Google has announced DataGemma, a new set of open AI models designed to reduce hallucination in large language models (LLMs) by grounding them in real-world statistical data from Google's Data Commons.
DataGemma aims to address a critical challenge in generative AI: the tendency of LLMs to confidently present inaccurate information. By integrating vast amounts of publicly available, trustworthy data, these models seek to enhance the factuality and reasoning capabilities of AI systems.
The new models leverage two distinct approaches. The first, Retrieval-Interleaved Generation (RIG), enhances Google's Gemma 2 language model by proactively querying and fact-checking against Data Commons, a knowledge graph containing over 240 billion data points from trusted organisations like the UN, WHO, and CDC.
The second approach, Retrieval-Augmented Generation (RAG), utilises Gemini 1.5 Pro's long context window to incorporate relevant contextual information from Data Commons before generating responses, minimising hallucinations and improving accuracy.
Preliminary findings show notable improvements in the accuracy of language models when handling numerical facts.
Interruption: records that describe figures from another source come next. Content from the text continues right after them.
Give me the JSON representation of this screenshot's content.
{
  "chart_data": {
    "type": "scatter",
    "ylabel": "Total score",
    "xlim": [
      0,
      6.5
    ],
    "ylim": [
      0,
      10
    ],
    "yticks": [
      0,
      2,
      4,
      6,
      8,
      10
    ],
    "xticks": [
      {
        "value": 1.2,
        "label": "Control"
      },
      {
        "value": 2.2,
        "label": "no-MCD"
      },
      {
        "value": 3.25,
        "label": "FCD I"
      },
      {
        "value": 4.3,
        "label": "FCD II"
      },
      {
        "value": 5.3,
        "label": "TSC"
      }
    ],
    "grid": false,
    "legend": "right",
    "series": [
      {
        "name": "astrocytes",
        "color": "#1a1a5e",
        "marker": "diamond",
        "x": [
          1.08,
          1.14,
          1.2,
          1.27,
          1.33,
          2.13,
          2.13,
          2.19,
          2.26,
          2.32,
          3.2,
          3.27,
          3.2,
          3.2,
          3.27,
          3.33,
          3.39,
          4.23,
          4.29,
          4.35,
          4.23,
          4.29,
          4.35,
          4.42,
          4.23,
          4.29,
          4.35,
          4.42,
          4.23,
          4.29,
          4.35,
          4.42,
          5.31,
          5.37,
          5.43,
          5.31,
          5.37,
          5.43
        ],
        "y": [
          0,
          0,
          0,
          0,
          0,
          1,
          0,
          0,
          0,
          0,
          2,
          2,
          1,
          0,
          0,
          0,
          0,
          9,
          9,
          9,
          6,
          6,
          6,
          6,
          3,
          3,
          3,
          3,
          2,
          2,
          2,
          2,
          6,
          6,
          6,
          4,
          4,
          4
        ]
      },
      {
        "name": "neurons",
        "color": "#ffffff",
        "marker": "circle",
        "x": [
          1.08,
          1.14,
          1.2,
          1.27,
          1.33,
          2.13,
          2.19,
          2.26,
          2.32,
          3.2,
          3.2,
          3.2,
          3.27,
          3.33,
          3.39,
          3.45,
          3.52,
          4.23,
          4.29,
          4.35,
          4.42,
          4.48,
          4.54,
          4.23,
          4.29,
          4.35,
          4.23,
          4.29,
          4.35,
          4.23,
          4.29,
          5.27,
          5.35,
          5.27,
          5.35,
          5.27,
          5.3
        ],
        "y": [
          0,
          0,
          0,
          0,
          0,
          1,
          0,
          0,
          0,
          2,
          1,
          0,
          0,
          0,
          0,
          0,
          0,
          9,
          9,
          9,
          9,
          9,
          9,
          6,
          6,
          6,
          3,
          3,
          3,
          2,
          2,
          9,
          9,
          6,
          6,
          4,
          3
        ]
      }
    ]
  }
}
Google's research paper reports a significant reduction in hallucinations for various use cases, including research and decision-making.
The tech giant is making these models available to researchers and developers immediately, with plans to integrate the enhanced functionality into both Gemma and Gemini models through a phased, limited-access approach.
The development of DataGemma underscores the importance of grounding AI systems in factual data. This advancement shows promise to make LLMs more reliable and trustworthy.Google encourages researchers and developers to explore DataGemma using provided quickstart notebooks for both RIG and RAG approaches, furthering the collective effort to improve AI reliability and trustworthiness.